Weiterhin dürfte bekannt sein, dass die Umweltbehörde in letzter Zeit vermehrt ihr Augenmerk auf Biogasanlagen gerichtet hat. Es finden verstärkt Untersuchungen auf Betriebsgeländen statt und es werden Boden-/Gewässerproben entnommen. Auch hier wurde festgestellt, dass einige Betreiber Silageplatten oder Lagunen nicht nach dem aktuellen Stand der Technik errichtet haben. In einigen dieser Fälle sind Sickersäfte ausgetreten und konnten in das Erdreich und das Grundwasser gelangen. Sobald Sickersäfte in ein Gewässer fließen, in dem sich Lebewesen befinden, die O durch das Eindringen der Säfte sterben, ist vorstellbar, welche erheblichen Kosten für die Sanierungsmaßnahmen/die Wiederansiedelung der Lebewesen auf einen Betreiber zukommen können.

Versicherungslösungen für schadenbelastete­ Anlagen

Nichtsdestotrotz ist für so gut wie jede Biogasanlage auch weiterhin ein passendes Versicherungsprodukt vorhanden: Es lässt sich so gut wie jedes Risiko irgendwo eindecken, man muss nur wissen, wo! Inzwischen gibt es auf dem Versicherungsmarkt spezielle Versicherungskonzepte, die recht unproblematisch auch schadenbelastete Anlagen versichern. Die Konzepte sind speziell auf diese Risiken ausgelegt. In diesen Versicherungskonzepten wird die Prämie/der Selbstbehalt auf Grundlage des Alters/eventueller Vorschäden kalkuliert, sodass sich hier letztendlich ein bedarfsgerechter Versicherungsschutz ergibt.

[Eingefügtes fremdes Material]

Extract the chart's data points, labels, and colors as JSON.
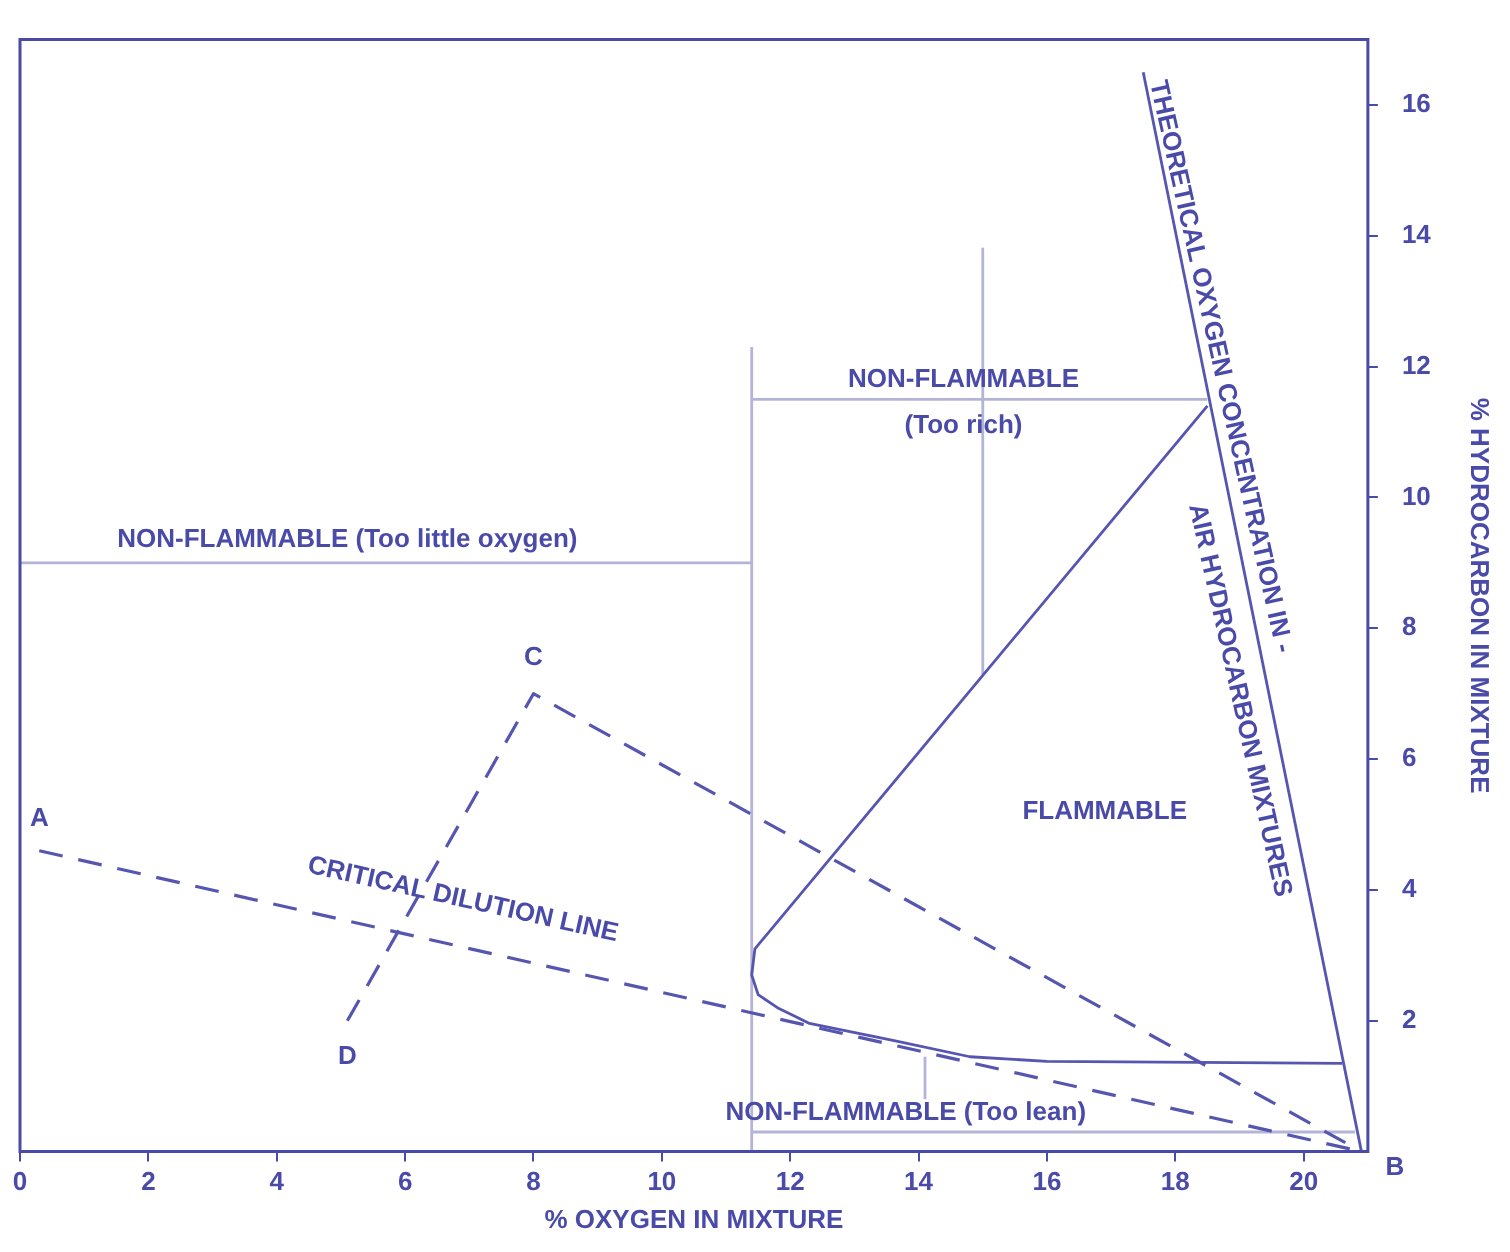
{
  "chart_data": {
    "type": "line",
    "xlabel": "% OXYGEN IN MIXTURE",
    "ylabel": "% HYDROCARBON IN MIXTURE",
    "xlim": [
      0,
      21
    ],
    "ylim": [
      0,
      17
    ],
    "xticks": [
      0,
      2,
      4,
      6,
      8,
      10,
      12,
      14,
      16,
      18,
      20
    ],
    "yticks": [
      2,
      4,
      6,
      8,
      10,
      12,
      14,
      16
    ],
    "grid": false,
    "legend": false,
    "marker": "none",
    "series": [
      {
        "color": "#5656b0",
        "line_style": "dashed",
        "x": [
          0.3,
          20.9
        ],
        "values": [
          4.6,
          0
        ]
      },
      {
        "color": "#5656b0",
        "line_style": "dashed",
        "x": [
          5.1,
          8.0,
          20.9
        ],
        "values": [
          2.0,
          7.0,
          0
        ]
      },
      {
        "color": "#5656b0",
        "x": [
          18.5,
          11.45,
          11.4,
          11.5,
          11.8,
          12.3,
          13.6,
          14.8,
          16,
          20.6
        ],
        "values": [
          11.4,
          3.1,
          2.7,
          2.4,
          2.2,
          1.96,
          1.7,
          1.45,
          1.38,
          1.35
        ]
      },
      {
        "color": "#5656b0",
        "x": [
          17.5,
          20.9
        ],
        "values": [
          16.5,
          0
        ]
      },
      {
        "color": "#b4b4d8",
        "x": [
          11.4,
          11.4
        ],
        "values": [
          0,
          12.3
        ]
      },
      {
        "color": "#b4b4d8",
        "x": [
          0,
          11.4
        ],
        "values": [
          9.0,
          9.0
        ]
      },
      {
        "color": "#b4b4d8",
        "x": [
          11.4,
          18.5
        ],
        "values": [
          11.5,
          11.5
        ]
      },
      {
        "color": "#b4b4d8",
        "x": [
          15,
          15
        ],
        "values": [
          13.8,
          7.3
        ]
      },
      {
        "color": "#b4b4d8",
        "x": [
          11.4,
          20.8
        ],
        "values": [
          0.3,
          0.3
        ]
      },
      {
        "color": "#b4b4d8",
        "x": [
          14.1,
          14.1
        ],
        "values": [
          0.8,
          1.45
        ]
      }
    ],
    "annotations": [
      "NON-FLAMMABLE (Too little oxygen)",
      "NON-FLAMMABLE",
      "(Too rich)",
      "FLAMMABLE",
      "NON-FLAMMABLE (Too lean)",
      {
        "text": "A",
        "x": 0.3,
        "y": 4.6
      },
      {
        "text": "B",
        "x": 20.9,
        "y": 0
      },
      {
        "text": "C",
        "x": 8.0,
        "y": 7.0
      },
      {
        "text": "D",
        "x": 5.1,
        "y": 2.0
      },
      "CRITICAL DILUTION LINE",
      "THEORETICAL OXYGEN CONCENTRATION IN -",
      "AIR HYDROCARBON MIXTURES"
    ]
  }
}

Diese speziellen Konzepte zeichnen sich dadurch aus, dass sie keinen abgespeckten Versicherungsumfang aufweisen, sondern die vollumfängliche Deckung bieten, die empfohlen wird.

Unter einem vollumfänglichen Versicherungsschutz für die Betriebsphase einer Biogasanlage werden in der Regel folgende Versicherungssparten betrachtet:

  • Maschinen-/Maschinen-Betriebsunterbrechungsversicherung
  • Sach-/Sach-Betriebsunterbrechungsversicherung (Feuer, Sturm/Hagel, Elementarschäden, innere Unruhen)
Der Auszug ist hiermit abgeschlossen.